Presently she lives on the Mohegan Reservation in Uncasville, Connecticut (the town is named for her ancestor Uncas - see below). She serves as an Assistant to a Baha’i Auxiliary Board Member for Protection. She has three children and five grandchildren who live in Colorado.
Sachem and Statesman of the Mohegan
The early 1600s was a critical time of change for Connecticut tribes. The pressure from rapidly expanding European settlements created competition for land and resources, while disease was decimating Indian populations at an alarming rate. Within the Pequot Tribe at that time, a dispute erupted between the Pequot Sachem (head chief) Sassacus and Uncas. Uncas left with his followers, calling themselves Mohegan, or Wolf People, like their ancestors. Each tribe had its own idea of how to deal with European conflicts.
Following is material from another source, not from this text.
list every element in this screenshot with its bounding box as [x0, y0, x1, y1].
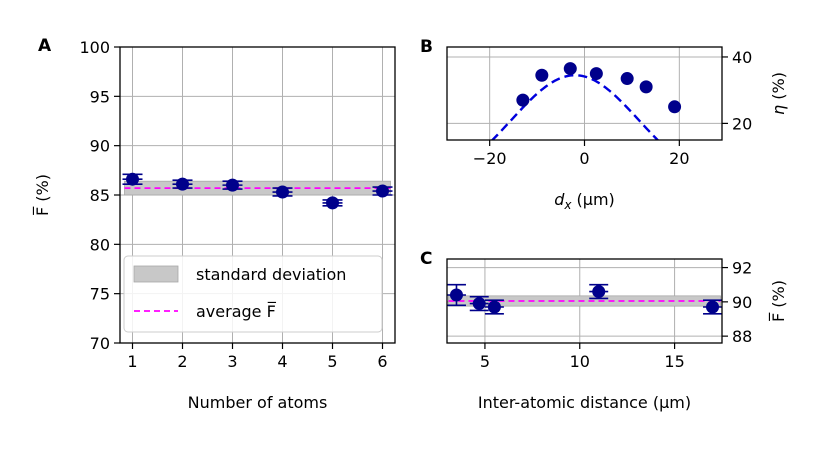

Uncas (1598-1683) became Sachem of the Mohegan Tribe, which favored collaboration with the English. The Pequots under Sassacus chose to fight them, with other local tribes taking sides. Seeing the loss brought on by continued fighting, Uncas befriended the European invaders. This controversial decision left Uncas and the Mohegans in an uneasy alliance with the English in an ensuing war with the Pequots. But staying true to their word, the Mohegans helped the English defeat the Pequots.
Uncas settled his people in a village at Shantok, which the Tribe defended from a Narragansett invasion sparked by European as well as Indian conflicts. Finally, the Mohegan Tribes affiliation with the English kept its people relatively safe during King Philips war and beyond.